Assim como, como técnicos, nos temos de despir de desejos próprios em relação a quem nos procura no contexto da consulta, aqui também devemos ter o mesmo cuidado.

Se há alguém que tem reflectido bastante e se tem posto em causa, é a KRIZ.
Dizer-lhe que não o tem feito da melhor maneira ou com as questões mais indicadas, revela falta de bom-senso.
O melhor "conselho" que podemos dar, é o que já tem sido dito: todas as questões e angústia que a KRIZ nos tem dado conta deve colocá-las à psicóloga que está com a família "desde sempre". Se sentir que essa psicóloga não está a ir de encontro ao desejado, deve também falar com ela, se necessário "zangar-se": "então, anda aqui o meu filho há tanto tempo com vocês e agora dizem-me que ele precisa é de outras coisas, que afinal nada disto ajuda, que vocês não são suficientemente bons para ajudá-lo?....afinal como é que é isto?".
A KRIZ não deve ter receio de mostrar todos os seus sentimentos à psicóloga e ao pedopsiquiatra.
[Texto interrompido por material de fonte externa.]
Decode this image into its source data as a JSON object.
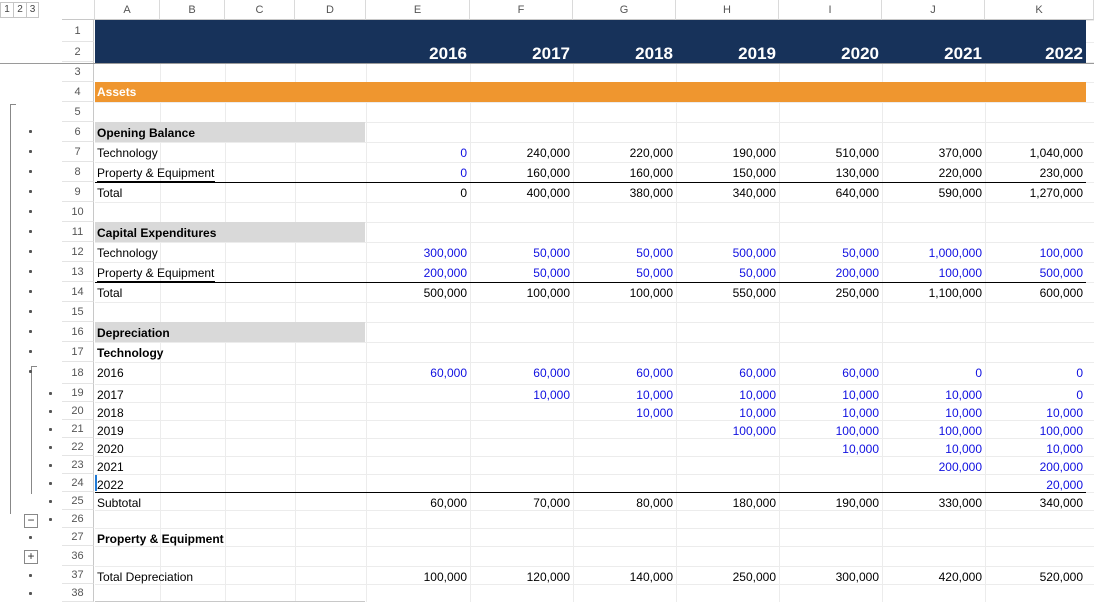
{
  "outline_levels": [
    "1",
    "2",
    "3"
  ],
  "columns": [
    "A",
    "B",
    "C",
    "D",
    "E",
    "F",
    "G",
    "H",
    "I",
    "J",
    "K"
  ],
  "row_numbers": [
    "1",
    "2",
    "3",
    "4",
    "5",
    "6",
    "7",
    "8",
    "9",
    "10",
    "11",
    "12",
    "13",
    "14",
    "15",
    "16",
    "17",
    "18",
    "19",
    "20",
    "21",
    "22",
    "23",
    "24",
    "25",
    "26",
    "27",
    "36",
    "37",
    "38"
  ],
  "years": [
    "2016",
    "2017",
    "2018",
    "2019",
    "2020",
    "2021",
    "2022"
  ],
  "assets_label": "Assets",
  "opening_balance": {
    "title": "Opening Balance",
    "rows": [
      {
        "label": "Technology",
        "values": [
          "0",
          "240,000",
          "220,000",
          "190,000",
          "510,000",
          "370,000",
          "1,040,000"
        ]
      },
      {
        "label": "Property & Equipment",
        "values": [
          "0",
          "160,000",
          "160,000",
          "150,000",
          "130,000",
          "220,000",
          "230,000"
        ]
      }
    ],
    "total": {
      "label": "Total",
      "values": [
        "0",
        "400,000",
        "380,000",
        "340,000",
        "640,000",
        "590,000",
        "1,270,000"
      ]
    }
  },
  "capex": {
    "title": "Capital Expenditures",
    "rows": [
      {
        "label": "Technology",
        "values": [
          "300,000",
          "50,000",
          "50,000",
          "500,000",
          "50,000",
          "1,000,000",
          "100,000"
        ]
      },
      {
        "label": "Property & Equipment",
        "values": [
          "200,000",
          "50,000",
          "50,000",
          "50,000",
          "200,000",
          "100,000",
          "500,000"
        ]
      }
    ],
    "total": {
      "label": "Total",
      "values": [
        "500,000",
        "100,000",
        "100,000",
        "550,000",
        "250,000",
        "1,100,000",
        "600,000"
      ]
    }
  },
  "depreciation": {
    "title": "Depreciation",
    "sub_title": "Technology",
    "rows": [
      {
        "label": "2016",
        "values": [
          "60,000",
          "60,000",
          "60,000",
          "60,000",
          "60,000",
          "0",
          "0"
        ]
      },
      {
        "label": "2017",
        "values": [
          "",
          "10,000",
          "10,000",
          "10,000",
          "10,000",
          "10,000",
          "0"
        ]
      },
      {
        "label": "2018",
        "values": [
          "",
          "",
          "10,000",
          "10,000",
          "10,000",
          "10,000",
          "10,000"
        ]
      },
      {
        "label": "2019",
        "values": [
          "",
          "",
          "",
          "100,000",
          "100,000",
          "100,000",
          "100,000"
        ]
      },
      {
        "label": "2020",
        "values": [
          "",
          "",
          "",
          "",
          "10,000",
          "10,000",
          "10,000"
        ]
      },
      {
        "label": "2021",
        "values": [
          "",
          "",
          "",
          "",
          "",
          "200,000",
          "200,000"
        ]
      },
      {
        "label": "2022",
        "values": [
          "",
          "",
          "",
          "",
          "",
          "",
          "20,000"
        ]
      }
    ],
    "subtotal": {
      "label": "Subtotal",
      "values": [
        "60,000",
        "70,000",
        "80,000",
        "180,000",
        "190,000",
        "330,000",
        "340,000"
      ]
    },
    "pe_title": "Property & Equipment",
    "total": {
      "label": "Total Depreciation",
      "values": [
        "100,000",
        "120,000",
        "140,000",
        "250,000",
        "300,000",
        "420,000",
        "520,000"
      ]
    }
  },
  "outline_buttons": {
    "collapse": "−",
    "expand": "+"
  },
  "colors": {
    "header_navy": "#17325a",
    "assets_orange": "#ef962f",
    "input_blue": "#1010e0",
    "section_gray": "#d9d9d9"
  }
}
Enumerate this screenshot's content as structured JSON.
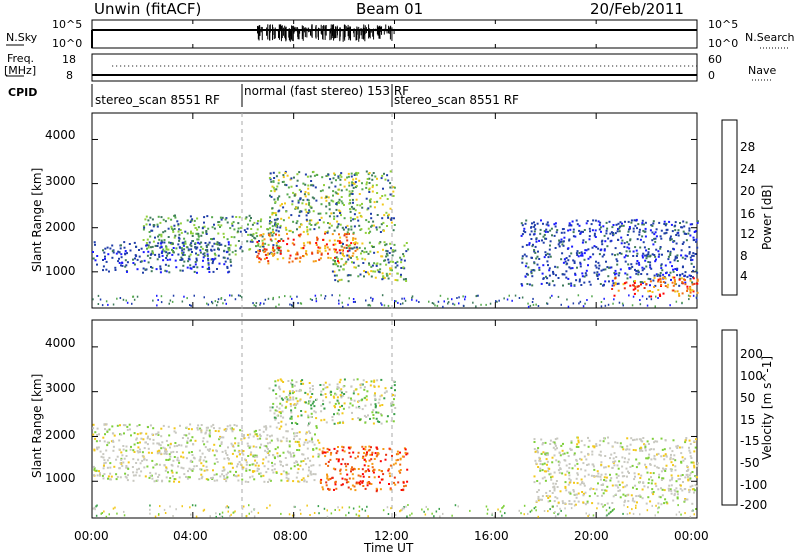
{
  "header": {
    "station": "Unwin",
    "mode": "(fitACF)",
    "beam": "Beam 01",
    "date": "20/Feb/2011"
  },
  "top_panels": {
    "nsky_label": "N.Sky",
    "nsky_ticks": [
      "10^5",
      "10^0"
    ],
    "nsearch_label": "N.Search",
    "nsearch_ticks": [
      "10^5",
      "10^0"
    ],
    "freq_label_line1": "Freq.",
    "freq_label_line2": "[MHz]",
    "freq_ticks": [
      "18",
      "8"
    ],
    "nave_label": "Nave",
    "nave_ticks": [
      "60",
      "0"
    ],
    "cpid_label": "CPID",
    "cpid_segments": [
      {
        "label": "stereo_scan 8551 RF",
        "start": 0,
        "end": 6
      },
      {
        "label": "normal (fast stereo) 153 RF",
        "start": 6,
        "end": 12
      },
      {
        "label": "stereo_scan 8551 RF",
        "start": 12,
        "end": 24
      }
    ]
  },
  "x_axis": {
    "label": "Time UT",
    "ticks": [
      "00:00",
      "04:00",
      "08:00",
      "12:00",
      "16:00",
      "20:00",
      "00:00"
    ]
  },
  "chart_data": [
    {
      "type": "heatmap",
      "title": "Power",
      "ylabel": "Slant Range [km]",
      "xlabel": "Time UT",
      "xlim": [
        0,
        24
      ],
      "ylim": [
        180,
        4600
      ],
      "yticks": [
        1000,
        2000,
        3000,
        4000
      ],
      "colorbar": {
        "label": "Power [dB]",
        "ticks": [
          "4",
          "8",
          "12",
          "16",
          "20",
          "24",
          "28"
        ],
        "colors": [
          "#1a1aff",
          "#1f3da8",
          "#3d7a5a",
          "#55a84e",
          "#8fcf3a",
          "#f2c81a",
          "#f59a14",
          "#f06a10",
          "#e83010",
          "#ff0000"
        ]
      },
      "regions": [
        {
          "t_start": 0.0,
          "t_end": 5.5,
          "range_start": 1000,
          "range_end": 1700,
          "level": "low (~4-10 dB)"
        },
        {
          "t_start": 2.0,
          "t_end": 7.5,
          "range_start": 1400,
          "range_end": 2300,
          "level": "low-medium (~8-14 dB)"
        },
        {
          "t_start": 6.5,
          "t_end": 10.5,
          "range_start": 1200,
          "range_end": 1900,
          "level": "high (~20-30 dB)"
        },
        {
          "t_start": 7.0,
          "t_end": 12.0,
          "range_start": 1900,
          "range_end": 3300,
          "level": "medium (~10-18 dB)"
        },
        {
          "t_start": 9.5,
          "t_end": 12.5,
          "range_start": 800,
          "range_end": 1700,
          "level": "medium (~12-20 dB)"
        },
        {
          "t_start": 17.0,
          "t_end": 24.0,
          "range_start": 700,
          "range_end": 2200,
          "level": "low (~4-10 dB)"
        },
        {
          "t_start": 20.5,
          "t_end": 24.0,
          "range_start": 450,
          "range_end": 900,
          "level": "high (~18-28 dB)"
        }
      ]
    },
    {
      "type": "heatmap",
      "title": "Velocity",
      "ylabel": "Slant Range [km]",
      "xlabel": "Time UT",
      "xlim": [
        0,
        24
      ],
      "ylim": [
        180,
        4600
      ],
      "yticks": [
        1000,
        2000,
        3000,
        4000
      ],
      "colorbar": {
        "label": "Velocity [m s^-1]",
        "ticks": [
          "200",
          "100",
          "50",
          "15",
          "-15",
          "-50",
          "-100",
          "-200"
        ],
        "colors": [
          "#1a2fd8",
          "#2d6e6e",
          "#3aa04a",
          "#7ecf3a",
          "#c8c8c0",
          "#f2c81a",
          "#f59a14",
          "#f06a10",
          "#e83010",
          "#ff0000"
        ]
      },
      "regions": [
        {
          "t_start": 0.0,
          "t_end": 9.0,
          "range_start": 1000,
          "range_end": 2300,
          "velocity": "near zero (-15 to 15)"
        },
        {
          "t_start": 9.0,
          "t_end": 12.5,
          "range_start": 800,
          "range_end": 1800,
          "velocity": "strong negative (-100 to -200)"
        },
        {
          "t_start": 7.0,
          "t_end": 12.0,
          "range_start": 2300,
          "range_end": 3300,
          "velocity": "mixed near zero and positive (15 to 50)"
        },
        {
          "t_start": 17.5,
          "t_end": 24.0,
          "range_start": 500,
          "range_end": 2000,
          "velocity": "near zero (-15 to 15)"
        }
      ]
    }
  ]
}
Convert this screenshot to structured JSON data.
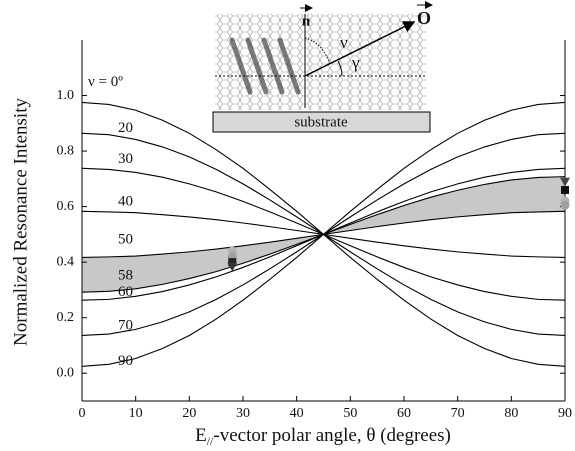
{
  "chart_data": {
    "type": "line",
    "ylabel": "Normalized Resonance Intensity",
    "xlabel": {
      "main": "E",
      "sub": "//",
      "rest": "-vector polar angle, θ (degrees)"
    },
    "x": [
      0,
      5,
      10,
      15,
      20,
      25,
      30,
      35,
      40,
      45,
      50,
      55,
      60,
      65,
      70,
      75,
      80,
      85,
      90
    ],
    "xlim": [
      0,
      90
    ],
    "xticks": [
      0,
      10,
      20,
      30,
      40,
      50,
      60,
      70,
      80,
      90
    ],
    "ylim": [
      -0.1,
      1.2
    ],
    "yticks": [
      {
        "value": 0,
        "label": "0.0"
      },
      {
        "value": 0.2,
        "label": "0.2"
      },
      {
        "value": 0.4,
        "label": "0.4"
      },
      {
        "value": 0.6,
        "label": "0.6"
      },
      {
        "value": 0.8,
        "label": "0.8"
      },
      {
        "value": 1,
        "label": "1.0"
      }
    ],
    "color": "#000000",
    "fill_between": [
      4,
      5
    ],
    "fill_color": "#c8c8c8",
    "series": [
      {
        "name": "ν = 0º",
        "values": [
          0.975,
          0.968,
          0.947,
          0.911,
          0.864,
          0.805,
          0.738,
          0.662,
          0.583,
          0.5,
          0.417,
          0.338,
          0.263,
          0.195,
          0.136,
          0.089,
          0.053,
          0.032,
          0.025
        ]
      },
      {
        "name": "20",
        "values": [
          0.864,
          0.859,
          0.842,
          0.815,
          0.779,
          0.734,
          0.682,
          0.624,
          0.563,
          0.5,
          0.437,
          0.376,
          0.318,
          0.266,
          0.221,
          0.185,
          0.158,
          0.141,
          0.136
        ]
      },
      {
        "name": "30",
        "values": [
          0.738,
          0.734,
          0.723,
          0.706,
          0.682,
          0.653,
          0.619,
          0.581,
          0.541,
          0.5,
          0.459,
          0.419,
          0.381,
          0.347,
          0.318,
          0.294,
          0.277,
          0.266,
          0.263
        ]
      },
      {
        "name": "40",
        "values": [
          0.583,
          0.581,
          0.578,
          0.571,
          0.563,
          0.553,
          0.541,
          0.528,
          0.514,
          0.5,
          0.486,
          0.472,
          0.459,
          0.447,
          0.437,
          0.429,
          0.422,
          0.419,
          0.417
        ]
      },
      {
        "name": "50",
        "values": [
          0.417,
          0.419,
          0.422,
          0.429,
          0.437,
          0.447,
          0.459,
          0.472,
          0.486,
          0.5,
          0.514,
          0.528,
          0.541,
          0.553,
          0.563,
          0.571,
          0.578,
          0.581,
          0.583
        ]
      },
      {
        "name": "58",
        "values": [
          0.292,
          0.295,
          0.304,
          0.32,
          0.341,
          0.366,
          0.396,
          0.429,
          0.464,
          0.5,
          0.536,
          0.571,
          0.604,
          0.634,
          0.659,
          0.68,
          0.696,
          0.705,
          0.708
        ]
      },
      {
        "name": "60",
        "values": [
          0.263,
          0.266,
          0.277,
          0.294,
          0.318,
          0.347,
          0.381,
          0.419,
          0.459,
          0.5,
          0.541,
          0.581,
          0.619,
          0.653,
          0.682,
          0.706,
          0.723,
          0.734,
          0.738
        ]
      },
      {
        "name": "70",
        "values": [
          0.136,
          0.141,
          0.158,
          0.185,
          0.221,
          0.266,
          0.318,
          0.376,
          0.437,
          0.5,
          0.563,
          0.624,
          0.682,
          0.734,
          0.779,
          0.815,
          0.842,
          0.859,
          0.864
        ]
      },
      {
        "name": "90",
        "values": [
          0.025,
          0.032,
          0.053,
          0.089,
          0.136,
          0.195,
          0.263,
          0.338,
          0.417,
          0.5,
          0.583,
          0.662,
          0.738,
          0.805,
          0.864,
          0.911,
          0.947,
          0.968,
          0.975
        ]
      }
    ],
    "points": [
      {
        "x": 28,
        "y": 0.44,
        "shape": "circle",
        "color": "#b4b4b4"
      },
      {
        "x": 28,
        "y": 0.42,
        "shape": "circle",
        "color": "#a0a0a0"
      },
      {
        "x": 28,
        "y": 0.4,
        "shape": "square",
        "color": "#222222"
      },
      {
        "x": 28,
        "y": 0.385,
        "shape": "triangle-down",
        "color": "#333333"
      },
      {
        "x": 90,
        "y": 0.69,
        "shape": "triangle-down",
        "color": "#444444"
      },
      {
        "x": 90,
        "y": 0.66,
        "shape": "square",
        "color": "#111111"
      },
      {
        "x": 90,
        "y": 0.62,
        "shape": "circle",
        "color": "#b4b4b4"
      },
      {
        "x": 90,
        "y": 0.605,
        "shape": "circle",
        "color": "#a0a0a0"
      }
    ],
    "inset": {
      "normal": "n",
      "orientation": "O",
      "nu": "ν",
      "gamma": "γ",
      "substrate": "substrate"
    }
  }
}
Quanto à psicóloga da escola, parece revelar comportamentos anti-éticos. O filho dela é o filho dela, não tem que entrar em comparações tomando como referência situações pessoais. Não deve ter conversas de foro mais "amistoso" com o colega de trabalho (porque estão na mesma escola), agravado pelo facto de esse colega ser o pai desta criança, a quem foi lhe foi pedida intervenção PROFISSIONAL. Tudo isto levanta-me dúvidas éticas.

SILVER, se quer remeter à reflexão, comece por si: Porque será que começou a sua intervenção com esta forma defensiva:
"Não quero que se sinta ofendida com o que vou dizer.....". Já reflectiu sobre isso? E sobre os seus desejos: "só quero que…", "Não quero que….".

Se quer ir pelo caminho construtivo, tem de retirar o seu "eu" do espaço de reflexão do outro. Não sei se me estou a fazer entender.